J’avoue que l’idée m’effleura : à choisir, que préférerais-je au fond ? Échouer tout seul en ne m’en prenant qu’à moi-même, ou ne réussir que grâce au concours de Poirot ? Le sommeil me prit avant que j’aie eu le temps de trancher cet absurde dilemme.
Pour la première fois sur un train, je fis un rêve : j’étais condamné par tout mon entourage pour une faute que je n’avais pas commise. Je vis nettement ma propre pierre tombale, avec mon nom gravé dessus au lieu des noms de Patrick et Frances Ive, accompagné du sonnet de Shakespeare parlant de la marque de la calomnie. À côté de la tombe, je vis luire un reflet métallique, et je sus sans doute possible que c’était un bouton de manchette portant mes initiales, à demi enfoui dans la terre retournée. Alors que le train arrivait à Londres, je me réveillai, trempé de sueur, le cœur battant à tout rompre.
Nancy Ducane
J’ignorais, bien sûr, que Poirot avait déjà connaissance de l’implication éventuelle de Nancy Ducane dans nos trois meurtres. Pendant que je m’échappais de Great Holling en train, lui prenait les dispositions nécessaires, avec l’aide de Scotland Yard, pour rendre visite à Mme Ducane dans sa maison londonienne.
Il y réussit plus tard ce même jour, escorté du constable Stanley Beer. Une jeune soubrette en tablier blanc lui ouvrit la porte de l’hôtel particulier situé dans Belgravia. Poirot pensait qu’elle le ferait patienter en attendant que son hôtesse paraisse, et il fut surpris de découvrir Nancy Ducane, postée au pied de l’escalier.
— Monsieur Poirot ? Bienvenue. Je constate que vous êtes accompagné d’un policier. Tout cela est fort intrigant.
Stanley Beer émit un son étranglé en virant au cramoisi. Nancy Ducane était une femme d’une beauté frappante : un teint de pêche, des cheveux d’un noir lustré, des yeux bleu foncé frangés de longs cils. Elle avait la quarantaine et était vêtue d’un ensemble en soie moirée vert paon d’un grand
raffinement. Pour une fois, Poirot avait affaire à aussi élégant que lui.
— C’est un plaisir de faire votre connaissance, madame Ducane, lui dit-il en s’inclinant. Je suis un fervent admirateur de votre art. J’ai eu la chance de voir quelques-unes de vos œuvres dans des expositions, ces dernières années. Vous avez un indéniable talent.

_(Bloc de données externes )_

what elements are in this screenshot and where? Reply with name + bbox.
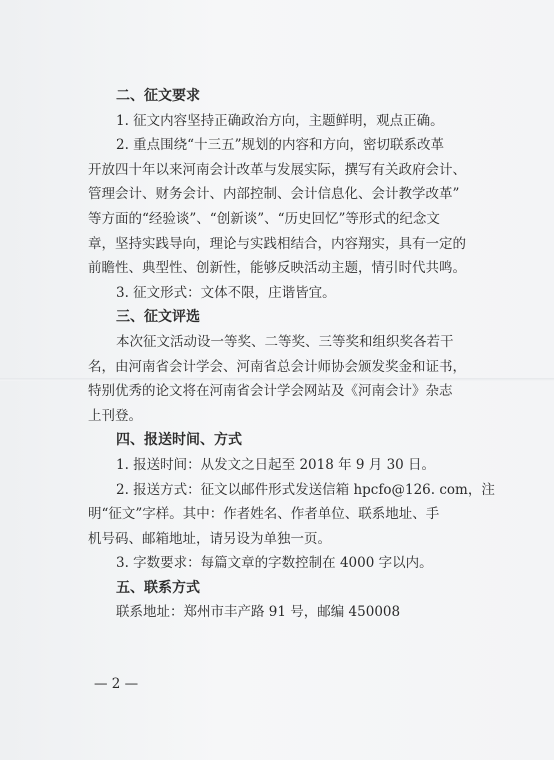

— Merci. C’est très gentil à vous. Veuillez donner votre manteau et votre chapeau à Tabitha, nous irons nous installer confortablement pour bavarder. Voulez vous boire quelque chose, du thé, du café ?
— Non merci.
— Très bien. Suivez-moi.
Ils gagnèrent un petit salon dont Poirot me décrivit plus tard les murs couverts de portraits. Tous ces yeux scrutateurs… Je me réjouis alors d’avoir échappé à ce rendez-vous qui eût tourné pour moi à la séance de torture.
Poirot lui demanda si tous les portraits accrochés étaient de sa main.
— Oh non, fit-elle. Très peu, à vrai dire. J’achète autant que je vends, ce qui devrait être une pratique courante, selon moi. L’art est ma passion.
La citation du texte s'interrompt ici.